GPR. : Que pensez-vous du retour d’un entraîneur national, supposé corriger les problèmes techniques identifiés par la FFE chez certains cavaliers?
P.C. : En 2003, les dirigeants de FFE ont décidé de supprimer le poste d’entraîneur national pour ne conserver qu’un sélectionneur. Ils avaient affirmé à l’époque qu’il appartenait aux cavaliers de choisir leur propre coach, s’ils estimaient en avoir besoin. Le problème qui se pose, et dans d’autres sports comme le foot, le tennis ou le rugby, c’est que le management sportif doit être mené par des personnes qui ont une vraie connaissance de la discipline en question. Au-delà même du départ de Philippe Guerdat, je nourris une inquiétude vis-à-vis des Jeux olympiques de Paris en 2024. C’est demain! Tous les acteurs français, cavaliers, propriétaires et même organisateurs de concours, devraient travailler main dans la main dès aujourd’hui pour préparer cet objectif, et ils devraient commencer à penser avec qui ils veulent l’atteindre. Qui serait plus à même que les principaux intéressés de savoir ce qui est bon pour eux? Il ne faudrait pas que la FFE décide de nommer un nouveau sélectionneur en 2023, à la veille de l’échéance! Je suis vraiment inquiet de toutes ces décisions – ces chamboulements même – qui sont prises de manière unilatérale par des dirigeants qui n’ont pas une grande connaissance en la matière.

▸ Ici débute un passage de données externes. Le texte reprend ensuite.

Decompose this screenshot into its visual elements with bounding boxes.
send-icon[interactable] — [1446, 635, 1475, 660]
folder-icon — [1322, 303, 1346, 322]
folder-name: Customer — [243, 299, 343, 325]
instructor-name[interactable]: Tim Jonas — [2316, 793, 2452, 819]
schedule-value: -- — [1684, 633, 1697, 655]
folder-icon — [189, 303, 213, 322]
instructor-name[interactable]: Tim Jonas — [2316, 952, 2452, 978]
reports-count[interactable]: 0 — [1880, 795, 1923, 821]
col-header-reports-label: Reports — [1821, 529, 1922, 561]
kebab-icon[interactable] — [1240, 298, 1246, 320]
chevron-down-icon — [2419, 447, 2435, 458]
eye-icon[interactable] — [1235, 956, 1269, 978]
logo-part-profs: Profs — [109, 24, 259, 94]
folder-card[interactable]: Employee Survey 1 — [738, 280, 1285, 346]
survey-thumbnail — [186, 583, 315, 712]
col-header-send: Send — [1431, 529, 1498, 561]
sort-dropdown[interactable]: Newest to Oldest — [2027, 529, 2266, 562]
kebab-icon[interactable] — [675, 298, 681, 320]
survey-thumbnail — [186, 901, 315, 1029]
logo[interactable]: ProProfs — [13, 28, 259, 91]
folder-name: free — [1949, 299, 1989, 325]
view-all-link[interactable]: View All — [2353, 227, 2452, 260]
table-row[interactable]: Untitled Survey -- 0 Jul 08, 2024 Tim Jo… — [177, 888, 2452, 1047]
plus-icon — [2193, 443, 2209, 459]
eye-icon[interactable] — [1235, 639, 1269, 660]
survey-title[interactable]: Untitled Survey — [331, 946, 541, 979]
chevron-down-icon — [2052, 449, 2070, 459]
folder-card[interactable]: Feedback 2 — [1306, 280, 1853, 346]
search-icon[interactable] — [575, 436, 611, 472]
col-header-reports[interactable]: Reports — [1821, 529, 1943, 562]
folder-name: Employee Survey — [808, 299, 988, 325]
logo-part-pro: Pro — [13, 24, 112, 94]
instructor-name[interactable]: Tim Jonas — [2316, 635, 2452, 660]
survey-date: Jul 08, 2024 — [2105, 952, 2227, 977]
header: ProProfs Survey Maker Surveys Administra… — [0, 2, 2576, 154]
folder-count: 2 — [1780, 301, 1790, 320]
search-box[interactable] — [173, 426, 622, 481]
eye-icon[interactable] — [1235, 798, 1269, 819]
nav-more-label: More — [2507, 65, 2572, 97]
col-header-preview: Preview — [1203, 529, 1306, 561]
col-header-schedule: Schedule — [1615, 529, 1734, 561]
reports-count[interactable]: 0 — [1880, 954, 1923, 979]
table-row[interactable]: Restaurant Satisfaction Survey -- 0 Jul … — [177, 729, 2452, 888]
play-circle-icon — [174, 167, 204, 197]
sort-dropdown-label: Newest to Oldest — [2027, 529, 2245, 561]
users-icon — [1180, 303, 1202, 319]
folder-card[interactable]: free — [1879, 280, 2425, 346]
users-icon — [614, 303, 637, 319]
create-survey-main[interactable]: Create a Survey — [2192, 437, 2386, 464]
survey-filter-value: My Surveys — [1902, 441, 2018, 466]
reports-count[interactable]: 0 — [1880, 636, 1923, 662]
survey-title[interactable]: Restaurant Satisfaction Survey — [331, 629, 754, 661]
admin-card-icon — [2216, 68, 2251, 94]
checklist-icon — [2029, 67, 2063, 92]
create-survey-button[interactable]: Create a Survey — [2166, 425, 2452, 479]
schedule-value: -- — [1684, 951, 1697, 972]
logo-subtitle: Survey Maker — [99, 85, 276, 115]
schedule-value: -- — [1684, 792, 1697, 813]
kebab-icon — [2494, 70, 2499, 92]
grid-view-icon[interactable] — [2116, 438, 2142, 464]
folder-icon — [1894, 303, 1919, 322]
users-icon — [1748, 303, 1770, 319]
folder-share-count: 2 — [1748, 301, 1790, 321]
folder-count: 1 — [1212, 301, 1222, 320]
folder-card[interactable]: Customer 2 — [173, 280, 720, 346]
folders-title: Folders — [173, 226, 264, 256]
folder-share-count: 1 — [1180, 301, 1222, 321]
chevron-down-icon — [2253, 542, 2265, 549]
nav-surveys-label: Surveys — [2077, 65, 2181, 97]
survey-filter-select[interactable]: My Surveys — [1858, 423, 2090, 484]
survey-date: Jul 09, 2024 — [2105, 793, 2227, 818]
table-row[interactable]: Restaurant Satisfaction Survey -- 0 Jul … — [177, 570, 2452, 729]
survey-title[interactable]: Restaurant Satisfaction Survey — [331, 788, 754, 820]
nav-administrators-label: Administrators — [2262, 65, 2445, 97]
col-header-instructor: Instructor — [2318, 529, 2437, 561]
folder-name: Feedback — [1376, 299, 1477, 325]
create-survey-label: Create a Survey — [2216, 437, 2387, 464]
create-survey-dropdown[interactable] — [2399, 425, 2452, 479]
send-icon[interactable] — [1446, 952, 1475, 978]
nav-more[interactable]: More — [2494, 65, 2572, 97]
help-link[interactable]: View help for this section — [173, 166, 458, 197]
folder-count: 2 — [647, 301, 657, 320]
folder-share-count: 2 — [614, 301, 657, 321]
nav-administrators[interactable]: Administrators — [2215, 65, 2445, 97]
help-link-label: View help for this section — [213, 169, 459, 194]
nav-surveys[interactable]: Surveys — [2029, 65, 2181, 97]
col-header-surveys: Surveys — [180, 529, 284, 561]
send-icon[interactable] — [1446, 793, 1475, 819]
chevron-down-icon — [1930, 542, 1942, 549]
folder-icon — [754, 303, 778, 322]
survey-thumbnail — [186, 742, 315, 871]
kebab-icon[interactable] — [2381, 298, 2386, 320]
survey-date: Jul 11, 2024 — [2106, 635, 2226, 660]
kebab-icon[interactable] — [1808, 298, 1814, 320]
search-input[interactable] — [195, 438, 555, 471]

GPR. : La FFE pourrait-elle encore revenir en arrière?
P.C. : En rangeant mon grenier cette semaine, j’ai retrouvé des dizaines de lettres de soutien datant de l’époque où je comptais quitter mon poste. J’ai relu des lettres du CHIO d’Aix-la-Chapelle, qui pensait que les Français étaient fous de me laisser partir, ou encore une qui avait été adressée à notre ancienne Ministre des sports communiste Marie-George Buffet. Le mouvement avait été très fort! Tout le monde avait protesté à l’époque, et la FFE n’était pas loin de faire machine-arrière… Si cette dernière était revenue vers moi, avait reconnu ses torts et m’avait proposé de réintégrer le staff dans de bonnes conditions, j’aurais relevé le défi. Pour autant, même s’il écoute les différentes parties, le président Serge Lecomte prend toujours ses propres décisions, et rebrousse rarement chemin.